Jeb unfortunately got himself stuck on the mun without enough fuel to get back (my own fault, I figured I had enough fuel to do an orbital rendezvous with a satellite to get some samples before landing), so I sent a rescue mission. Naturally by the time I reached the mun to rescue jeb, his landing zone had moved into complete darkness. Perfect. In the sarcastic sense.
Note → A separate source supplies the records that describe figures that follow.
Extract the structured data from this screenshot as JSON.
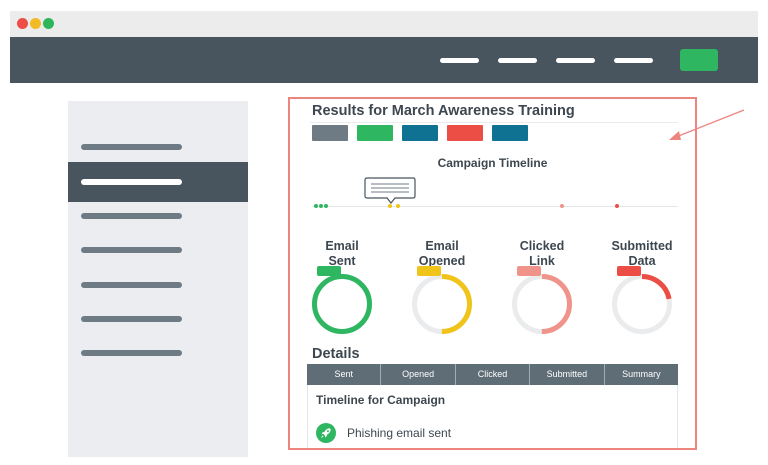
{
  "window": {
    "controls": [
      "close",
      "minimize",
      "maximize"
    ]
  },
  "colors": {
    "navbar": "#48545e",
    "accent_green": "#2fb661",
    "accent_red": "#ec4d45",
    "accent_blue": "#0f7293",
    "accent_yellow": "#f0c419",
    "accent_salmon": "#f0938b",
    "highlight_border": "#ec857e",
    "table_header": "#5f6d76"
  },
  "panel": {
    "title": "Results for March Awareness Training",
    "status_chips": [
      "#6f7b84",
      "#2fb661",
      "#0f7293",
      "#ec4d45",
      "#0f7293"
    ],
    "timeline": {
      "title": "Campaign Timeline"
    },
    "stats": [
      {
        "label": "Email\nSent",
        "color": "#2fb661",
        "fraction": 1.0
      },
      {
        "label": "Email\nOpened",
        "color": "#f0c419",
        "fraction": 0.5
      },
      {
        "label": "Clicked\nLink",
        "color": "#f0938b",
        "fraction": 0.5
      },
      {
        "label": "Submitted\nData",
        "color": "#ec4d45",
        "fraction": 0.22
      }
    ],
    "details": {
      "title": "Details",
      "columns": [
        "Sent",
        "Opened",
        "Clicked",
        "Submitted",
        "Summary"
      ],
      "timeline_title": "Timeline for Campaign",
      "events": [
        {
          "text": "Phishing email sent",
          "icon": "rocket-icon"
        }
      ]
    }
  }
}
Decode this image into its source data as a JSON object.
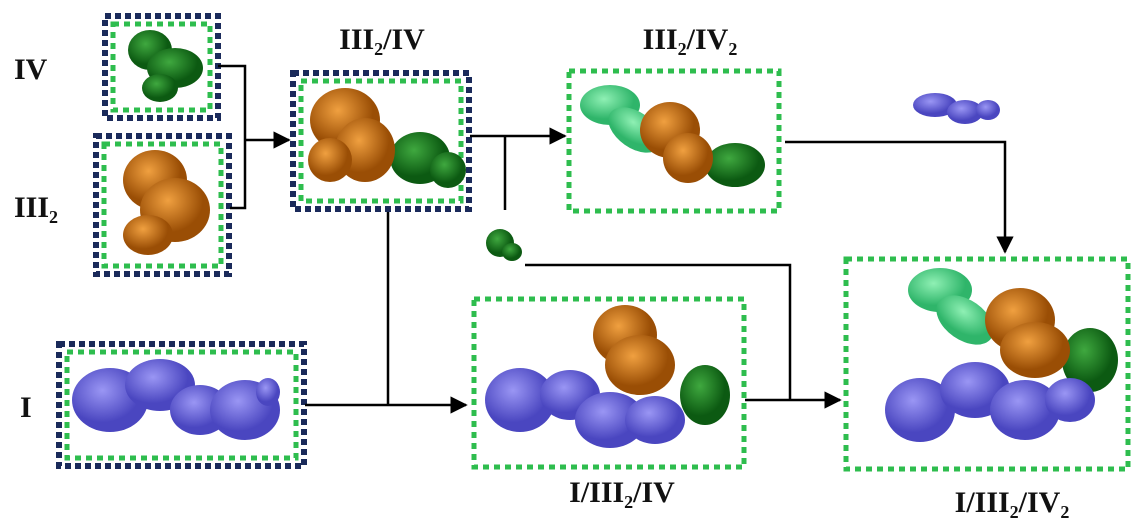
{
  "nodes": [
    {
      "label": "IV"
    },
    {
      "label": "III₂"
    },
    {
      "label": "I"
    },
    {
      "label": "III₂/IV"
    },
    {
      "label": "III₂/IV₂"
    },
    {
      "label": "I/III₂/IV"
    },
    {
      "label": "I/III₂/IV₂"
    }
  ]
}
First thing I did was set Jeb's Munar 1 as my target, then got my inclination correct, then began burning retrograde - first to lower my circular orbit to ~15-20km, then when I was nearly overhead of him; as I found doing a burn too early/slowly tends to give you a lot of horizontal velocity - kill the horizontal velocity first, then worry about the vertical. Having a high TWR helps with this immensely. Additionally, I made sure to overshoot a little bit so I had more room/time for error. Once I was more-or-less falling directly towards/over jeb, and completely blind as a bat - I couldn't see any terrain at all, just a black mess - I turned to my navball and the (true height) altimeter/horizontal/vertical readouts from kerbal engineer.
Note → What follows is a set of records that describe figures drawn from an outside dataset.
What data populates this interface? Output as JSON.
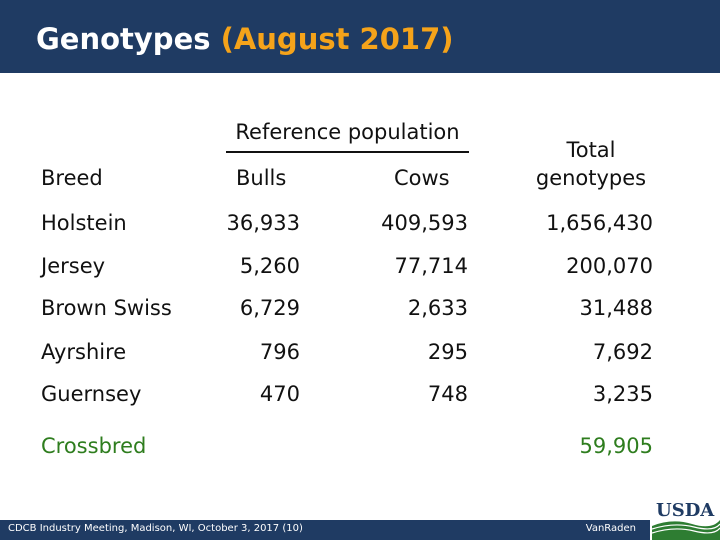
{
  "header": {
    "title_main": "Genotypes ",
    "title_accent": "(August 2017)"
  },
  "table": {
    "group_header": "Reference population",
    "columns": {
      "breed": "Breed",
      "bulls": "Bulls",
      "cows": "Cows",
      "total_line1": "Total",
      "total_line2": "genotypes"
    },
    "rows": [
      {
        "breed": "Holstein",
        "bulls": "36,933",
        "cows": "409,593",
        "total": "1,656,430"
      },
      {
        "breed": "Jersey",
        "bulls": "5,260",
        "cows": "77,714",
        "total": "200,070"
      },
      {
        "breed": "Brown Swiss",
        "bulls": "6,729",
        "cows": "2,633",
        "total": "31,488"
      },
      {
        "breed": "Ayrshire",
        "bulls": "796",
        "cows": "295",
        "total": "7,692"
      },
      {
        "breed": "Guernsey",
        "bulls": "470",
        "cows": "748",
        "total": "3,235"
      }
    ],
    "crossbred": {
      "breed": "Crossbred",
      "total": "59,905"
    }
  },
  "footer": {
    "text": "CDCB Industry Meeting, Madison, WI, October 3, 2017 (10)",
    "author": "VanRaden"
  },
  "logo": {
    "text": "USDA"
  },
  "colors": {
    "header_bg": "#1f3b63",
    "accent": "#f5a31a",
    "crossbred": "#2e7d1e"
  }
}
I knew burning retrograde would slow me down and make my descent steeper, but I wanted to do course corrections to get closer to my target, which required a bit of trial and error to figure out, but essentially: Wherever you burn around the retrograde marker, you will push that marker directly away from your indicator - the further you turn before applying thrust, the faster you'll move the retrograde marker around. Then, I simply used this technique to push the retrograde marker towards my target - Munar 1. Additionally, I set my SAS/RCS to radial-out. This meant that after any course corrections I made, the lander would auto-correct to facing directly away from the mun - it was VERY handy to keep my orientation considering I couldn't see anything. If I flipped the wrong way (I went upside down a couple times), I just let go and the autopilot put me up the right way. Strong RCS/SAS is critical!

I occasionally flipped to retrograde on the autopilot to help cancel out extra horizontal velocity, but for the most part radial-out was the best choice. Eventually I reached a point where I was coasting along at about -5-10m/s vertical, and ~30-50m/s horizontal, and just sort of glided towards my target. When I finally made landing, I wound up only about 350m away. Not bad for my first time landing anything in pitch darkness relying only on instruments imo.
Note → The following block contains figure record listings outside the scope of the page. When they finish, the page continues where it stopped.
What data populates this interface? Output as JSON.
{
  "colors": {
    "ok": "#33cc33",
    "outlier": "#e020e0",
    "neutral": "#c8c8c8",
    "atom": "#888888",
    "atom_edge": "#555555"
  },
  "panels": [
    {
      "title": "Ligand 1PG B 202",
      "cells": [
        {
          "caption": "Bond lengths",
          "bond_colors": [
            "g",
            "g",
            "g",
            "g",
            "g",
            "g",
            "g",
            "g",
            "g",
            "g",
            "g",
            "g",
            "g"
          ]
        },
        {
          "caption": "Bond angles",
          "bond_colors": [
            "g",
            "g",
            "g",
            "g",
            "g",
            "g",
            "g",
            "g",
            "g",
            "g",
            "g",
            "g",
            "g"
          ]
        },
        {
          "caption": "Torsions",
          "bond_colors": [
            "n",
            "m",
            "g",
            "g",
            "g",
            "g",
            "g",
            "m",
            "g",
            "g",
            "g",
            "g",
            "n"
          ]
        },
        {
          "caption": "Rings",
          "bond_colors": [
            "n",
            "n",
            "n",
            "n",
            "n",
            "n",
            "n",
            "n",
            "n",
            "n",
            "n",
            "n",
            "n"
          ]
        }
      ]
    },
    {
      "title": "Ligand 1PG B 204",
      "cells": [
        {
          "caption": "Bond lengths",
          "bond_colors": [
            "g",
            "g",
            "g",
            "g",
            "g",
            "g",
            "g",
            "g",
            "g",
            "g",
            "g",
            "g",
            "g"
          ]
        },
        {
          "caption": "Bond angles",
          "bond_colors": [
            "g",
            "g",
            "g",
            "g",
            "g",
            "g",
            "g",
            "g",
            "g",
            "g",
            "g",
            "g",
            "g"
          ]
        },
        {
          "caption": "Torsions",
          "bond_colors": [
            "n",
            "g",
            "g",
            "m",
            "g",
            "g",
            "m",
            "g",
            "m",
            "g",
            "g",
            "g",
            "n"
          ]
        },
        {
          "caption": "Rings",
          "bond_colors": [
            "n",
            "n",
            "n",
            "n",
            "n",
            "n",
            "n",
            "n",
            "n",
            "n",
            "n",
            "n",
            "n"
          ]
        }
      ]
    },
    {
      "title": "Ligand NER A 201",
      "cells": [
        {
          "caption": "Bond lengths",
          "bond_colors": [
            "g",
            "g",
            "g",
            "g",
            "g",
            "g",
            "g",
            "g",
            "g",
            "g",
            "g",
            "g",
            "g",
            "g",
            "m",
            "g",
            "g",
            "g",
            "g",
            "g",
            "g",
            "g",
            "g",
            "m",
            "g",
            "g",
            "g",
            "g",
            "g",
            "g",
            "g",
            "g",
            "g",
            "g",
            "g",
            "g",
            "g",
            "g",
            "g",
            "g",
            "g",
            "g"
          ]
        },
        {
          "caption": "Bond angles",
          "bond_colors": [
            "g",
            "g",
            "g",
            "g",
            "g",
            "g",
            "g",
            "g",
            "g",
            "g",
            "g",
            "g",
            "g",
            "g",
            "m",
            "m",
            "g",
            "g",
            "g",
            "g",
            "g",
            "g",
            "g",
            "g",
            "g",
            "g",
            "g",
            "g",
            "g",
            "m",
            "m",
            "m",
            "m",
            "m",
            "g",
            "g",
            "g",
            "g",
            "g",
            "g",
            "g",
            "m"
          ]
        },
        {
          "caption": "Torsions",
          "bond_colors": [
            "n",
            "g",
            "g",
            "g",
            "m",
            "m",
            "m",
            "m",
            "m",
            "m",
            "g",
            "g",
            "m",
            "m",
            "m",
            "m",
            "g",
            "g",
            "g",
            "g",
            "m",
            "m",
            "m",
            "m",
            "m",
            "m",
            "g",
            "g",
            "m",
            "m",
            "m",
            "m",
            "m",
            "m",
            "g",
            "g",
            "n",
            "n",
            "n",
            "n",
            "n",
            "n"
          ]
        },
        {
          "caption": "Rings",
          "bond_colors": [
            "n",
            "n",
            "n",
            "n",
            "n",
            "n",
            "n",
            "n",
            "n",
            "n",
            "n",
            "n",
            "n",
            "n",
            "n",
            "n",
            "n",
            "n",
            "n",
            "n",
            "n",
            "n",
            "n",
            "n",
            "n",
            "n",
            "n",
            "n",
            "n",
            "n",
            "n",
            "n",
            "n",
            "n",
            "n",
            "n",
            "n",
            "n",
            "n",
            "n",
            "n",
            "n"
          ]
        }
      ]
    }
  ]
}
Anyways, I got out, dropped a micro-rover, discovered it couldn't actually move, and then RCS-hopped valentine over to jeb's lander. Unfortunately it turned out he died and Munar 1 was scattered all over the landing area. Which I guess was from the life support mods and him losing electricity when the sun went under the horizon. RIP.

Also my rescue mission used up too much fuel landing and needed a rescue mission.